Pêche : Baisse des volumes compensée

Pêche : Baisse des volumes compensée

L’Office national des pêches (ONP) vient de publier, dans une note de conjoncture, les statistiques relatives à la production nationale de la pêche côtière et artisanale sur les six premiers mois de l’année 2004.
Une période dont les chiffres traduisent une baisse en volume de 9 % (328.236 tonnes) par rapport au premier semestre 2003, compensée, cependant, par une infime augmentation de 1 % en valeur (1.440.778 kdh). Selon les analystes de l’ONP, cette baisse est à attribuer à la diminution des captures des pélagiques (c’est-à-dire les poissons de surfaces) et principalement au niveau des ports de Laâyoune (-17%), d’Agadir (-20%), de Safi et de Tarfaya (-60%).
Néanmoins, cette baisse a été compensée par une augmentation de la valeur des autres espèces en particulier le poisson blanc et les crustacés coquillages, lit-on dans cette note qui se propose de dresser un bilan des six premiers mois et revient sur les performances du secteur de la pêche côtière et artisanale. Malgré son faible tonnage qui représente 13 % du total des débarquements de la pêche côtière contre 83 % pour les pélagiques, le poisson blanc a contribué pour 35% de la valeur globale des débarquements par groupes d’espèces, affichant une valeur moyenne, toutes espèces confondues, de l’ordre de 11.431 dh/t.

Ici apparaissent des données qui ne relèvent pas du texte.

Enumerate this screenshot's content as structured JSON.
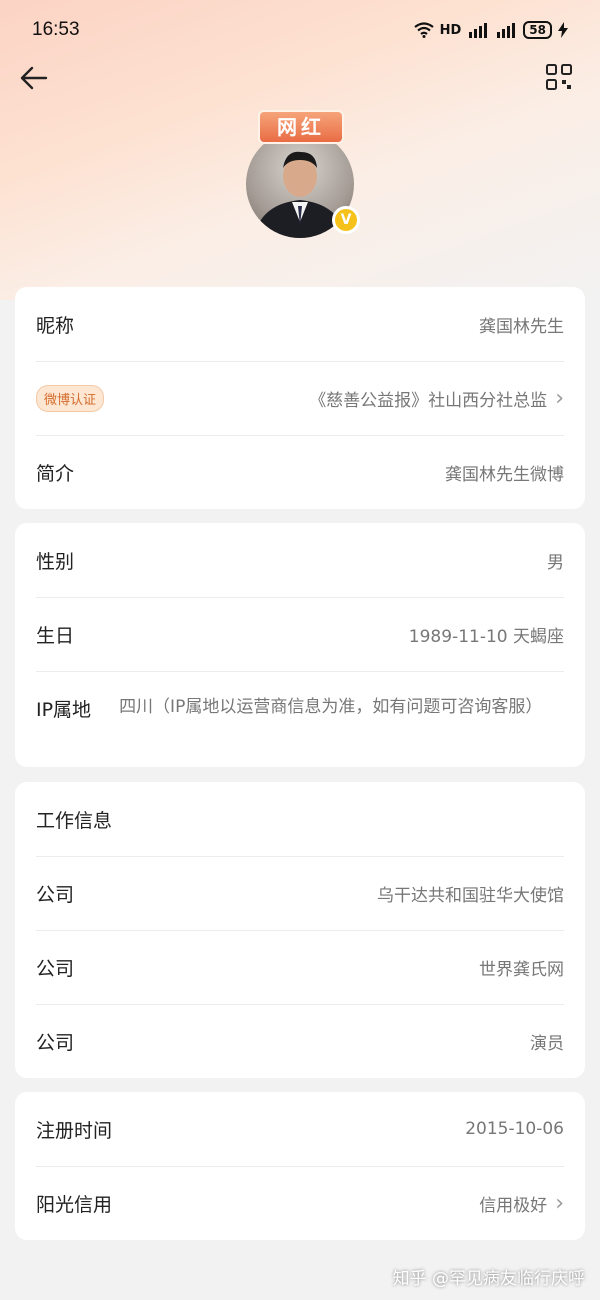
{
  "status_bar": {
    "time": "16:53",
    "network": "HD",
    "battery": "58"
  },
  "header": {
    "avatar_badge": "网红",
    "verified_mark": "V"
  },
  "card1": {
    "nickname_label": "昵称",
    "nickname_value": "龚国林先生",
    "verify_badge": "微博认证",
    "verify_value": "《慈善公益报》社山西分社总监",
    "intro_label": "简介",
    "intro_value": "龚国林先生微博"
  },
  "card2": {
    "gender_label": "性别",
    "gender_value": "男",
    "birthday_label": "生日",
    "birthday_value": "1989-11-10 天蝎座",
    "ip_label": "IP属地",
    "ip_value": "四川（IP属地以运营商信息为准，如有问题可咨询客服）"
  },
  "card3": {
    "title": "工作信息",
    "companies": [
      {
        "label": "公司",
        "value": "乌干达共和国驻华大使馆"
      },
      {
        "label": "公司",
        "value": "世界龚氏网"
      },
      {
        "label": "公司",
        "value": "演员"
      }
    ]
  },
  "card4": {
    "register_label": "注册时间",
    "register_value": "2015-10-06",
    "credit_label": "阳光信用",
    "credit_value": "信用极好"
  },
  "footer": {
    "watermark": "知乎 @罕见病友临行庆呼"
  },
  "colors": {
    "accent": "#f6c21a",
    "badge_bg": "#fde6d2",
    "badge_text": "#d46b2c"
  }
}
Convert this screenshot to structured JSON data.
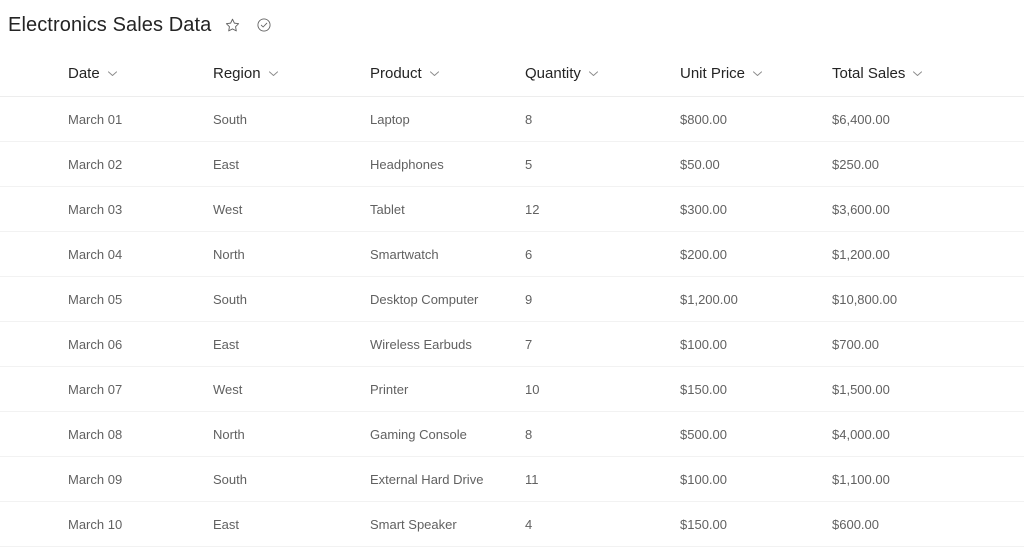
{
  "header": {
    "title": "Electronics Sales Data",
    "favorite_icon": "star-icon",
    "status_icon": "check-circle-icon"
  },
  "table": {
    "columns": [
      {
        "key": "date",
        "label": "Date",
        "sort_icon": "chevron-down-icon"
      },
      {
        "key": "region",
        "label": "Region",
        "sort_icon": "chevron-down-icon"
      },
      {
        "key": "product",
        "label": "Product",
        "sort_icon": "chevron-down-icon"
      },
      {
        "key": "quantity",
        "label": "Quantity",
        "sort_icon": "chevron-down-icon"
      },
      {
        "key": "unit_price",
        "label": "Unit Price",
        "sort_icon": "chevron-down-icon"
      },
      {
        "key": "total_sales",
        "label": "Total Sales",
        "sort_icon": "chevron-down-icon"
      }
    ],
    "rows": [
      {
        "date": "March 01",
        "region": "South",
        "product": "Laptop",
        "quantity": "8",
        "unit_price": "$800.00",
        "total_sales": "$6,400.00"
      },
      {
        "date": "March 02",
        "region": "East",
        "product": "Headphones",
        "quantity": "5",
        "unit_price": "$50.00",
        "total_sales": "$250.00"
      },
      {
        "date": "March 03",
        "region": "West",
        "product": "Tablet",
        "quantity": "12",
        "unit_price": "$300.00",
        "total_sales": "$3,600.00"
      },
      {
        "date": "March 04",
        "region": "North",
        "product": "Smartwatch",
        "quantity": "6",
        "unit_price": "$200.00",
        "total_sales": "$1,200.00"
      },
      {
        "date": "March 05",
        "region": "South",
        "product": "Desktop Computer",
        "quantity": "9",
        "unit_price": "$1,200.00",
        "total_sales": "$10,800.00"
      },
      {
        "date": "March 06",
        "region": "East",
        "product": "Wireless Earbuds",
        "quantity": "7",
        "unit_price": "$100.00",
        "total_sales": "$700.00"
      },
      {
        "date": "March 07",
        "region": "West",
        "product": "Printer",
        "quantity": "10",
        "unit_price": "$150.00",
        "total_sales": "$1,500.00"
      },
      {
        "date": "March 08",
        "region": "North",
        "product": "Gaming Console",
        "quantity": "8",
        "unit_price": "$500.00",
        "total_sales": "$4,000.00"
      },
      {
        "date": "March 09",
        "region": "South",
        "product": "External Hard Drive",
        "quantity": "11",
        "unit_price": "$100.00",
        "total_sales": "$1,100.00"
      },
      {
        "date": "March 10",
        "region": "East",
        "product": "Smart Speaker",
        "quantity": "4",
        "unit_price": "$150.00",
        "total_sales": "$600.00"
      }
    ]
  },
  "colors": {
    "title_text": "#242424",
    "header_text": "#242424",
    "cell_text": "#616161",
    "row_divider": "#f2f2f2",
    "header_divider": "#ededed",
    "icon_stroke": "#616161",
    "background": "#ffffff"
  }
}
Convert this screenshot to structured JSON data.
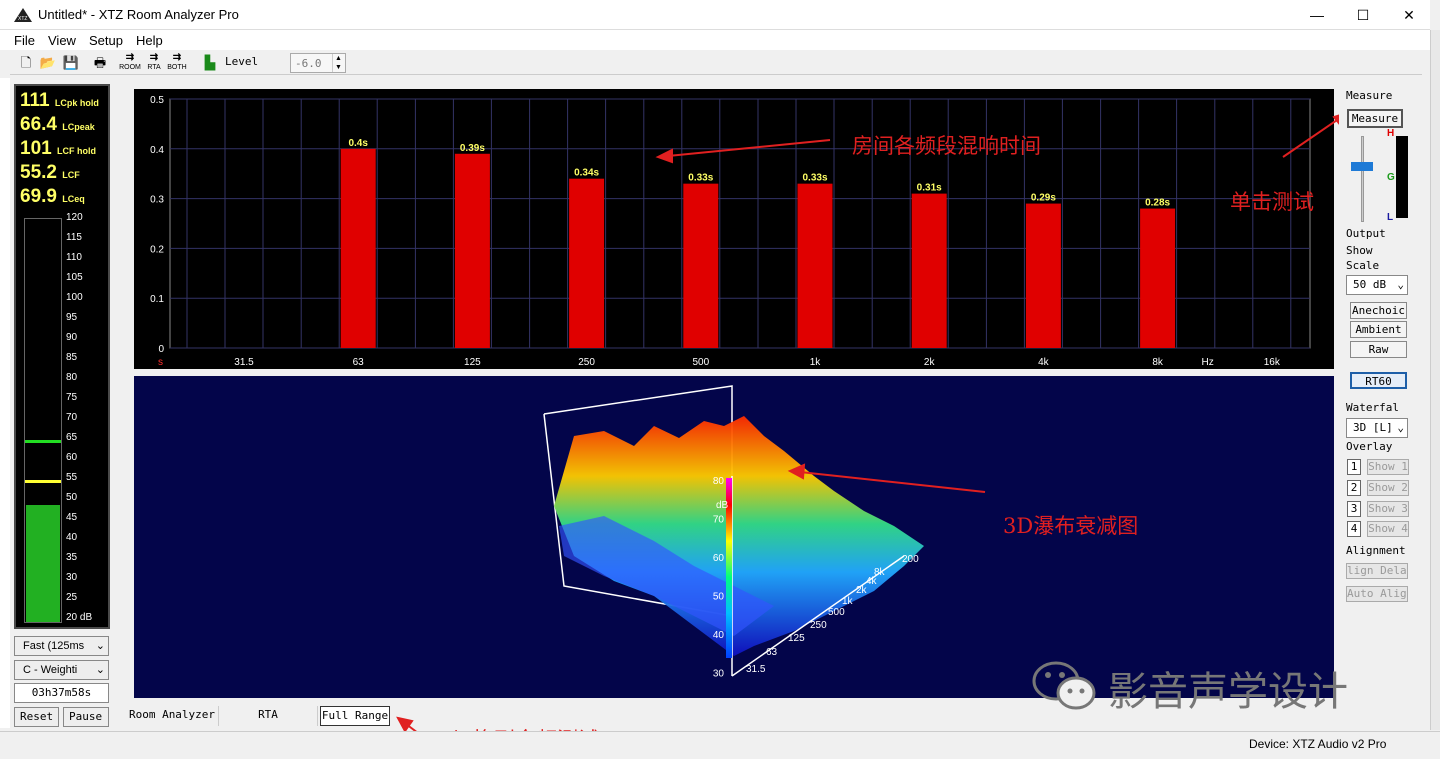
{
  "window": {
    "title": "Untitled* - XTZ Room Analyzer Pro",
    "minimize": "—",
    "maximize": "☐",
    "close": "✕"
  },
  "menu": [
    "File",
    "View",
    "Setup",
    "Help"
  ],
  "toolbar": {
    "room": "ROOM",
    "rta": "RTA",
    "both": "BOTH",
    "level_label": "Level",
    "level_value": "-6.0"
  },
  "meter": {
    "readouts": [
      {
        "value": "111",
        "label": "LCpk hold"
      },
      {
        "value": "66.4",
        "label": "LCpeak"
      },
      {
        "value": "101",
        "label": "LCF hold"
      },
      {
        "value": "55.2",
        "label": "LCF"
      },
      {
        "value": "69.9",
        "label": "LCeq"
      }
    ],
    "scale": [
      "120",
      "115",
      "110",
      "105",
      "100",
      "95",
      "90",
      "85",
      "80",
      "75",
      "70",
      "65",
      "60",
      "55",
      "50",
      "45",
      "40",
      "35",
      "30",
      "25",
      "20 dB"
    ],
    "level_fraction": 0.29,
    "green_marker": 65,
    "yellow_marker": 55,
    "speed": "Fast (125ms",
    "weighting": "C - Weighti",
    "elapsed": "03h37m58s",
    "reset": "Reset",
    "pause": "Pause"
  },
  "chart_data": [
    {
      "type": "bar",
      "categories": [
        "63",
        "125",
        "250",
        "500",
        "1k",
        "2k",
        "4k",
        "8k"
      ],
      "values": [
        0.4,
        0.39,
        0.34,
        0.33,
        0.33,
        0.31,
        0.29,
        0.28
      ],
      "data_labels": [
        "0.4s",
        "0.39s",
        "0.34s",
        "0.33s",
        "0.33s",
        "0.31s",
        "0.29s",
        "0.28s"
      ],
      "x_ticks": [
        "31.5",
        "63",
        "125",
        "250",
        "500",
        "1k",
        "2k",
        "4k",
        "8k",
        "16k"
      ],
      "x_unit": "Hz",
      "y_unit": "s",
      "y_ticks": [
        "0",
        "0.1",
        "0.2",
        "0.3",
        "0.4",
        "0.5"
      ],
      "ylim": [
        0,
        0.5
      ],
      "grid": true,
      "bar_color": "#e00000"
    }
  ],
  "waterfall": {
    "db_label": "dB",
    "db_ticks": [
      "80",
      "70",
      "60",
      "50",
      "40",
      "30"
    ],
    "freq_ticks": [
      "31.5",
      "63",
      "125",
      "250",
      "500",
      "1k",
      "2k",
      "4k",
      "8k",
      "200"
    ]
  },
  "annotations": {
    "rt60": "房间各频段混响时间",
    "click": "单击测试",
    "waterfall": "3D瀑布衰减图",
    "fullrange": "切换到全频测试"
  },
  "right_panel": {
    "measure_group": "Measure",
    "measure_button": "Measure",
    "h": "H",
    "g": "G",
    "l": "L",
    "output": "Output",
    "show": "Show",
    "scale": "Scale",
    "scale_value": "50 dB",
    "anechoic": "Anechoic",
    "ambient": "Ambient",
    "raw": "Raw",
    "rt60": "RT60",
    "waterfall": "Waterfal",
    "waterfall_value": "3D [L]",
    "overlay": "Overlay",
    "overlays": [
      {
        "n": "1",
        "label": "Show 1"
      },
      {
        "n": "2",
        "label": "Show 2"
      },
      {
        "n": "3",
        "label": "Show 3"
      },
      {
        "n": "4",
        "label": "Show 4"
      }
    ],
    "alignment": "Alignment",
    "align_delay": "lign Delay",
    "auto_align": "Auto Align"
  },
  "tabs": [
    "Room Analyzer",
    "RTA",
    "Full Range"
  ],
  "status": {
    "device": "Device: XTZ Audio v2 Pro"
  },
  "watermark": "影音声学设计",
  "colors": {
    "bar": "#e00000",
    "panel_bg": "#000000",
    "waterfall_bg": "#03054a",
    "annotation": "#e02020"
  }
}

La note de conjoncture souligne par ailleurs que durant les six premiers mois de 2004, les débarquements des produits de la pêche côtière et artisanale ont été dominés par les destinations à valeur ajoutée, à savoir la consommation et la conserve qui ont absorbé, à elles seules, près de 67 % de cette production. Tout en maintenant une part importante de 27 % du total des débarquements de la pêche côtière et artisanale, la destination « farine et huile de poisson », a toutefois enregistré une diminution de 25 % par rapport à 2003, en passant de 117.520 t en 2003 à 88.364 t en 2004.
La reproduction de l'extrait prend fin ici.